Elon Musk’s SpaceX is barreling toward what could be the largest IPO ever, and biographer Walter Isaacson says the company is chasing something bigger than rockets.
Speaking on CNBC, Isaacson argued that “space will be the new AI by 2027,” with a permanent base on the moon as the prize.
Isaacson framed the moon timeline around geopolitical pressure rather than commercial demand alone. He noted China is aiming for a lunar base by 2029 or 2030, a prospect he said “sure lit a fire” under Capitol Hill and NASA.
The filing itself is making the same bet, only with a number attached.
The $28.5 Trillion Pitch
SpaceX’s prospectus calls its opportunity the largest actionable total addressable market in human history, pegging the figure at $28.5 trillion.
The bulk of that, roughly $26.5 trillion, sits in AI rather than launch, with the company’s Starlink connectivity business and core space segment making up the rest.
The pitch, then, is to value SpaceX like an AI company rather than a rocket company, likely the only math that reaches a $1.5 trillion valuation. The catch is that the biggest slice of that market depends on data centers in orbit that do not yet exist.
However, some of the AI revenue is already arriving.
The filing discloses that Anthropic pays SpaceX $1.25 billion a month through 2029 for compute capacity, a staggering near-term cash flow that Isaacson flagged on air.
That capacity covers terrestrial data centers rather than the orbital facilities the panel speculated about, and either party can exit on 90 days notice.
What Prediction Markets Are Pricing
Polymarket traders are pricing the listing as close to a sure thing on timing, with an 84% chance the IPO lands before June 15.
They are almost as confident on scale, giving 65% odds that the closing market cap tops $2 trillion.

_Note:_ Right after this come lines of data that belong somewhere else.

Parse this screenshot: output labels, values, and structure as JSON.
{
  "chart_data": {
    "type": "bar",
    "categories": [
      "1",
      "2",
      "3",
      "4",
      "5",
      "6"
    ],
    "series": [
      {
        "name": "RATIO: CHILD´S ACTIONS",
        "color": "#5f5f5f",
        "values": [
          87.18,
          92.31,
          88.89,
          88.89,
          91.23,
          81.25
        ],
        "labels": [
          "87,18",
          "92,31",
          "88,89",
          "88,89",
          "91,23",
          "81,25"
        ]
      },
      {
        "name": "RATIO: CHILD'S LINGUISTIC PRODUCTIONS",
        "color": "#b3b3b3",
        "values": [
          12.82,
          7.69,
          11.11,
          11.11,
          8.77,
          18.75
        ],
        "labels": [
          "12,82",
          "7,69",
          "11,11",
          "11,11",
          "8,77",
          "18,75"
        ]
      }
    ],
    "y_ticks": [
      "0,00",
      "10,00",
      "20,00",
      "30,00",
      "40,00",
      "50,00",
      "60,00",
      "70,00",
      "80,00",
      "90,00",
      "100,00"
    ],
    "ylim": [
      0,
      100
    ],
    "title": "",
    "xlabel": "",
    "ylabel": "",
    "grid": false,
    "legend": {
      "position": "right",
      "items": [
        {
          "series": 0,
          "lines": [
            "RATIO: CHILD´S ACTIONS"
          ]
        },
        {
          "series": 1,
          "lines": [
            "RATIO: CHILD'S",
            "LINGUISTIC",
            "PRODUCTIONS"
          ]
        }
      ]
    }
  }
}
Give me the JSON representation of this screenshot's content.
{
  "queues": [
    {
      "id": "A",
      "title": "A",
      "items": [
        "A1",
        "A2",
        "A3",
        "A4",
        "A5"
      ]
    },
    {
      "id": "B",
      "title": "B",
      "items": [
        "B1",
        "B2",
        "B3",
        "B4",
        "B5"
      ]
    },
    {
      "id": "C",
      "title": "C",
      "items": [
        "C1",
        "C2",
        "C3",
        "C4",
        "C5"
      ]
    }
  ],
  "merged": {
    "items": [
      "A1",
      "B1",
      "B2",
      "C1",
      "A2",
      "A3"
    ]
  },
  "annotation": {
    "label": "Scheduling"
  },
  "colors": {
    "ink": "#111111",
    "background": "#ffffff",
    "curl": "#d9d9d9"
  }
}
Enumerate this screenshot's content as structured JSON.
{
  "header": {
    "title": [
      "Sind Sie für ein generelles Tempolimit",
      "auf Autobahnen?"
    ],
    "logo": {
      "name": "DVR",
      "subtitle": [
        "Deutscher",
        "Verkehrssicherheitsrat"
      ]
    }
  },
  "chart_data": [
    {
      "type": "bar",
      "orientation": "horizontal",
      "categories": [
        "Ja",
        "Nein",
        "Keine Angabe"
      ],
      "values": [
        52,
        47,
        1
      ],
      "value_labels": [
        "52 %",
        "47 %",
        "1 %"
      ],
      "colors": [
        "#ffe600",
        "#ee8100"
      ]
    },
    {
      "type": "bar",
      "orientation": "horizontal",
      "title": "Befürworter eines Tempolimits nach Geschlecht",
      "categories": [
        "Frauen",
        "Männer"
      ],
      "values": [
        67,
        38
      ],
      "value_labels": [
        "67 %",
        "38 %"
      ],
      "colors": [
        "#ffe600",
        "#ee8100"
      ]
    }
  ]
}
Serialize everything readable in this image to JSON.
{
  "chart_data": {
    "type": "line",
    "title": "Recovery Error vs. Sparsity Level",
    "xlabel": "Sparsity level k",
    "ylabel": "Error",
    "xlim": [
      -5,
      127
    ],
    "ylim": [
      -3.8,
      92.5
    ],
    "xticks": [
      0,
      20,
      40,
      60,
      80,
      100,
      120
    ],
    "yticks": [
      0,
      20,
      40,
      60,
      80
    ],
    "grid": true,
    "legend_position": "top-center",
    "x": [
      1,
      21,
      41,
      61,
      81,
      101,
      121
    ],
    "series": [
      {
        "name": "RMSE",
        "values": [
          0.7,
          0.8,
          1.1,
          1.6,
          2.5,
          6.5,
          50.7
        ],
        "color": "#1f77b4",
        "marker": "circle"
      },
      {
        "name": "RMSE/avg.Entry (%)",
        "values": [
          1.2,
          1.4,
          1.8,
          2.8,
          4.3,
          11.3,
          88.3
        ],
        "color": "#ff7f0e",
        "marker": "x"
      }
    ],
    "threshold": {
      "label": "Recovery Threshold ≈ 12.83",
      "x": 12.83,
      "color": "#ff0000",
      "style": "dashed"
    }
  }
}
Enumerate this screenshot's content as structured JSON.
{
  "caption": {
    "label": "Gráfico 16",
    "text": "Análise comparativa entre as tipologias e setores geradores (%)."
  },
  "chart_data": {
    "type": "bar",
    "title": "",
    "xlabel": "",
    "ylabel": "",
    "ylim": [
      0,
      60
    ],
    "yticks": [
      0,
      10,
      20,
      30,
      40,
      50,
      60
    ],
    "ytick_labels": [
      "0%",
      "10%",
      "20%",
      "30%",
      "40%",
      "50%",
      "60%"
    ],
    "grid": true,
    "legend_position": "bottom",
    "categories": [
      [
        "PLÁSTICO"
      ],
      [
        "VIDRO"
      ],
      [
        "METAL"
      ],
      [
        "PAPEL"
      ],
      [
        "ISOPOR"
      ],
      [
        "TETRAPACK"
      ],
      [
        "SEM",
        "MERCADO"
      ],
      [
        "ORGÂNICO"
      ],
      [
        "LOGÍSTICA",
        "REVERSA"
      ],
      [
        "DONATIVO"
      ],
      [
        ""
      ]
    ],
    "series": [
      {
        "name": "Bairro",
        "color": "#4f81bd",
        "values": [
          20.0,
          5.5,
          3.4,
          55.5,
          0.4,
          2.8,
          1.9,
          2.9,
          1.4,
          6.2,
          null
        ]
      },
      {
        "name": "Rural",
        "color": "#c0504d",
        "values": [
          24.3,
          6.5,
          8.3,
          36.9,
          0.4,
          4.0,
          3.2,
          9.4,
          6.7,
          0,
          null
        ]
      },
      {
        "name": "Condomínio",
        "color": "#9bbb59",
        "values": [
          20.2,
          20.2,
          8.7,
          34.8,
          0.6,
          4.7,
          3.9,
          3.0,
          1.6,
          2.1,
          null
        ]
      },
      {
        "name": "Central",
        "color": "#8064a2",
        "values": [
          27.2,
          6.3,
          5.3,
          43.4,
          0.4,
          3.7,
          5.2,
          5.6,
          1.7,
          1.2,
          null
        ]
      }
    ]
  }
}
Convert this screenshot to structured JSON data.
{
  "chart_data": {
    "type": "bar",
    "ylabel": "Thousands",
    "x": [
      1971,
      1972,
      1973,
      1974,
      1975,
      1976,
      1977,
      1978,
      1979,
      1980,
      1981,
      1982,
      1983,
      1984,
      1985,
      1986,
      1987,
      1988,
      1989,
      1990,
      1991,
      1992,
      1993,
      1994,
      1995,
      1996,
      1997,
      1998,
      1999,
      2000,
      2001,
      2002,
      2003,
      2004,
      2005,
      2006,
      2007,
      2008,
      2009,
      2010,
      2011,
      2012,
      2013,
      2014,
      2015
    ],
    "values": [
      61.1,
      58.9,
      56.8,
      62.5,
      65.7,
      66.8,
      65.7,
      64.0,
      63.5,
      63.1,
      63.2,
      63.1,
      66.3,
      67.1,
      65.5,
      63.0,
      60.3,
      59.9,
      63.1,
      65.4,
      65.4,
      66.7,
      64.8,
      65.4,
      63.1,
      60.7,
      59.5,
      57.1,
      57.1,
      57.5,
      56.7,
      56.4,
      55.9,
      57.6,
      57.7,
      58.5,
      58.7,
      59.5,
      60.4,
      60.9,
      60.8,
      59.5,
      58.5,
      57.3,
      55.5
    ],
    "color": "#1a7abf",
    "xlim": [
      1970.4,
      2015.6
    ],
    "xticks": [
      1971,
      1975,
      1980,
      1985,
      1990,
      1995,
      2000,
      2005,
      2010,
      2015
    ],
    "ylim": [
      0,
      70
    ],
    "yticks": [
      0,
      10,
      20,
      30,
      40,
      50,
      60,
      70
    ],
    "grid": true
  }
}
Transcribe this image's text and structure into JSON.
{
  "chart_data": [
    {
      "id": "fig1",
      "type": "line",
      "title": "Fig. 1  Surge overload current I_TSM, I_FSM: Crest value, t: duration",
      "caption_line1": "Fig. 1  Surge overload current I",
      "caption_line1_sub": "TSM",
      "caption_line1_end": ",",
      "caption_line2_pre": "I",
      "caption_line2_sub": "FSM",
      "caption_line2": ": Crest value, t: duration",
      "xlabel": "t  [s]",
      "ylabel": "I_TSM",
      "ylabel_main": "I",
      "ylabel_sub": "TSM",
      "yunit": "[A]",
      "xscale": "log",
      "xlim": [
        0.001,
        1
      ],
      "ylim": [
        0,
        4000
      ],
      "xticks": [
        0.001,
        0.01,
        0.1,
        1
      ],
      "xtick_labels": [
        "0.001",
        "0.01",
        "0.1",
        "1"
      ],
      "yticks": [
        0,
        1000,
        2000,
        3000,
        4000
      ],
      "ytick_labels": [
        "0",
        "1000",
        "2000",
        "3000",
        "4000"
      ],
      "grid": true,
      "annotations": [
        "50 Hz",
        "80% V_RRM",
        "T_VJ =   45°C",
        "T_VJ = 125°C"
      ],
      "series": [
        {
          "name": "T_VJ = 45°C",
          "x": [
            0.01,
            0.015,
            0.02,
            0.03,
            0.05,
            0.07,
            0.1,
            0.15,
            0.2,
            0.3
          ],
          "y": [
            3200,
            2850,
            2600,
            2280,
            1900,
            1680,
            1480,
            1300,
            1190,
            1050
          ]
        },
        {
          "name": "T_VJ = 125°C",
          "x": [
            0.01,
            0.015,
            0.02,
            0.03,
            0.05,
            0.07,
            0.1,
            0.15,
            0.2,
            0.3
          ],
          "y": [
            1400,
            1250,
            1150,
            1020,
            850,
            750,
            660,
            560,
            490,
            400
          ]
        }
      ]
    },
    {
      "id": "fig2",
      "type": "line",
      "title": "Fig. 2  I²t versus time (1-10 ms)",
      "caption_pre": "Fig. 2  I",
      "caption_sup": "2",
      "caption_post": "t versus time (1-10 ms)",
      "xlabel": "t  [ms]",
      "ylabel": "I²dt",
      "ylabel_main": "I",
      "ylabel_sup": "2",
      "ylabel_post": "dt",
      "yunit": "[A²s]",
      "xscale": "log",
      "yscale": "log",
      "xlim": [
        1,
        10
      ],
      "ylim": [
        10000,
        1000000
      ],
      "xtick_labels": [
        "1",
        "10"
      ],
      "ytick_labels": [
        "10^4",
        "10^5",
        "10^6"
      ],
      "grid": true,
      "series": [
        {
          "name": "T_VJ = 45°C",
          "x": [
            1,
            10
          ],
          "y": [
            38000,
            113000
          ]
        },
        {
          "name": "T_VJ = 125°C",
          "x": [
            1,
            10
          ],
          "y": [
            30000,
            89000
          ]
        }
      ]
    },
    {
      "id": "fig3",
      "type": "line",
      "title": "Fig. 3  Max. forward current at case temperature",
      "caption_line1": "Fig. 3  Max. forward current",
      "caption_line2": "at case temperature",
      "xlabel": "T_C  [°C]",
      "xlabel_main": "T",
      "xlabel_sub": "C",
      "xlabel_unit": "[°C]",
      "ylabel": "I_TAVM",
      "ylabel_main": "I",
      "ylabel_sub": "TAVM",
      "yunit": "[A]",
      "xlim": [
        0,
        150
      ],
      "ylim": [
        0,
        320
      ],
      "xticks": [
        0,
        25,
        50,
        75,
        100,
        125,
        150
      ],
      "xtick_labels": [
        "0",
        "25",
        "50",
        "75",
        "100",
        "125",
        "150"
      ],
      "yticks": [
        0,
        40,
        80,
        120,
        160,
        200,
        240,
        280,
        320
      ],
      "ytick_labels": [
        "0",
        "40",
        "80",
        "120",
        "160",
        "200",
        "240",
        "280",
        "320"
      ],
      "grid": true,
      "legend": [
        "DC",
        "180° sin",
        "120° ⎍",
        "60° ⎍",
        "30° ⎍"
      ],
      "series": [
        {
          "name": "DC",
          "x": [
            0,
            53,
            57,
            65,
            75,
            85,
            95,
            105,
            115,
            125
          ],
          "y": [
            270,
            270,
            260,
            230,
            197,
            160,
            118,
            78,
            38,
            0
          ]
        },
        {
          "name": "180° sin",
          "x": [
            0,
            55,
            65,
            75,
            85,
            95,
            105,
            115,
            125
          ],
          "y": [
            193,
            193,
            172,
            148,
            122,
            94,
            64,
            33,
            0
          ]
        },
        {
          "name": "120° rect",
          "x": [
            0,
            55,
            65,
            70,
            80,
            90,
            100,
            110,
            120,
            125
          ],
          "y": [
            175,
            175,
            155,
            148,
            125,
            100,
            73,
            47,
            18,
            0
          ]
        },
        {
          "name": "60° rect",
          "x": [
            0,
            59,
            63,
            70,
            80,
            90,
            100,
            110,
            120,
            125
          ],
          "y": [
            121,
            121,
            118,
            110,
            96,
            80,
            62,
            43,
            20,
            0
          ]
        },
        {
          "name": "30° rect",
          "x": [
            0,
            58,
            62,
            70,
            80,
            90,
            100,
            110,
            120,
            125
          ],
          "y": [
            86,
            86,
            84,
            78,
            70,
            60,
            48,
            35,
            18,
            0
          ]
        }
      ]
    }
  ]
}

Elon Musk, the world’s richest man, has a 92% chance of becoming a trillionaire this year. Isaacson says the milestone is not about the money for Musk, who he claims wants to “hit a trillion as if he’s playing Elden Ring or Polytopia.”
The filing gives him a board to play on, mapping a compensation ladder that climbs from $1.065 trillion to $6.565 trillion in milestones.